People Who Campaigned for Kyrsten Sinema Are Pissed

The volunteers who helped the former Democrat get elected have some thoughts now that she’s rebranded herself as an Independent.

Politics
People Who Campaigned for Kyrsten Sinema Are Pissed
Photo:Anna Moneymaker (Getty Images)

Arizona Sen. Kyrsten Sinema has ticked off a lot of people with her decision to switch her registration from Democrat to Independent, and that list unsurprisingly includes the phone-banking and door-knocking volunteers who worked to get her elected in 2018.

Nathan Kohrman, a field organizer for the Arizona Democratic Party, said he interviewed dozens of Sinema canvassers for The Atlantic and found they were both disappointed and outright angry.

Here’s one who felt Sinema misled her, and thereby made volunteers mislead voters:

[Retired teacher Ana Doan] was thrilled when Sinema won, but her excitement was short-lived. Sinema, in her view, started spending too much time with the Big Business people who had funded her campaign and not enough time among the working-class folks who’d made phone calls for her. Doan told me it hurt to watch her senator block positive initiatives that other Democrats wanted to pass. “She made an idiot out of me, and I made an idiot out of all the people I spoke to,” Doan said. She said she wished Sinema had run as an independent in 2018, so people knew who she really was.

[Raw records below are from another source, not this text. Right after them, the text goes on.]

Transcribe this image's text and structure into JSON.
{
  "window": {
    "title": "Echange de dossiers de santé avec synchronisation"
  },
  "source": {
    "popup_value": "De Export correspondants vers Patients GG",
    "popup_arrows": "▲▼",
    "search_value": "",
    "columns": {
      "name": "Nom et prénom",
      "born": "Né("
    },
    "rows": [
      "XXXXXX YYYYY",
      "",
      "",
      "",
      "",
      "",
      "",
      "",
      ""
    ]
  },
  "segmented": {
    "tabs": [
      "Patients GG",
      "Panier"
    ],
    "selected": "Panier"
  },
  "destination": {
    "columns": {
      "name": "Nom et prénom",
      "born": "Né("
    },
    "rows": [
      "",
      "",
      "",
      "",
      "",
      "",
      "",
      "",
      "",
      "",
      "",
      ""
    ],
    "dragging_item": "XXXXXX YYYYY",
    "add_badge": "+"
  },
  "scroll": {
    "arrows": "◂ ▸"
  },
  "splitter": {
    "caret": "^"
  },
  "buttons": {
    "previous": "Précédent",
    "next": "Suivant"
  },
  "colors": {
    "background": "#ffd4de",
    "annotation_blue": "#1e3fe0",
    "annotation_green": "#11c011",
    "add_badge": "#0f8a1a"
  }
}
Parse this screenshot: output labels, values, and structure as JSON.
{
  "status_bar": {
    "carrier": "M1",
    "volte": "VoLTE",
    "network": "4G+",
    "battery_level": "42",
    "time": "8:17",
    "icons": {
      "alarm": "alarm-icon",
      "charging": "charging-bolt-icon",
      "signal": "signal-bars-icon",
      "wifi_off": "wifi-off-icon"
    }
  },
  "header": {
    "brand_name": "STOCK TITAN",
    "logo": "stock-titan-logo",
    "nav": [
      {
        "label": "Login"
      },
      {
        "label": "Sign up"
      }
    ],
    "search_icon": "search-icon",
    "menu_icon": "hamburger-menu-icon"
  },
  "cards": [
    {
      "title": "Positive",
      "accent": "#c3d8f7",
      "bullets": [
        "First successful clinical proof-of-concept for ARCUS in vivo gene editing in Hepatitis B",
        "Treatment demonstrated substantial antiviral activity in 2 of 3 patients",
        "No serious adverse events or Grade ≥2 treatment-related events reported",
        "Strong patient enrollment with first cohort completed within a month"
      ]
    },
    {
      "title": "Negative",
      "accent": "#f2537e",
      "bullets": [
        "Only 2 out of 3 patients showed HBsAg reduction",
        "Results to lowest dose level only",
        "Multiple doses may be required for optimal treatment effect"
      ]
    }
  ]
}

Here’s one who said she’s now going to knock on doors for Sinema’s opponent:

[Devina] Alvarado, the forklift driver, had never volunteered on a political campaign before. She canvassed for Sinema a few days a week after finishing work and on the weekends too, always wearing her pink Planned Parenthood shirt. Alvarado couldn’t believe it when Sinema said she thought protecting the filibuster was essential to protecting women’s rights. When Sinema comes up in conversation these days, Alvarado’s fiancé teases her. “He knows I’m super salty that I volunteered for her,” she told me. “I for sure look forward to canvassing for her opponent.”

And here’s the most heartbreaking one, from a formerly homeless man who couldn’t believe the Senator who experienced housing insecurity voted against increasing the minimum wage:

Michael considered Sinema to be a personal hero when he started volunteering on her campaign in Phoenix. A few years before, he’d been homeless, just as she had been. But Michael felt betrayed in March of 2021, when Sinema voted against raising the minimum wage to $15 an hour. “Hunger changes people,” he wrote to me in an email. “It made me want to make no one feel that way. I’m guessing it made her protective of what she has.”

Good luck to this woman if she plans to try and get elected again in 2024!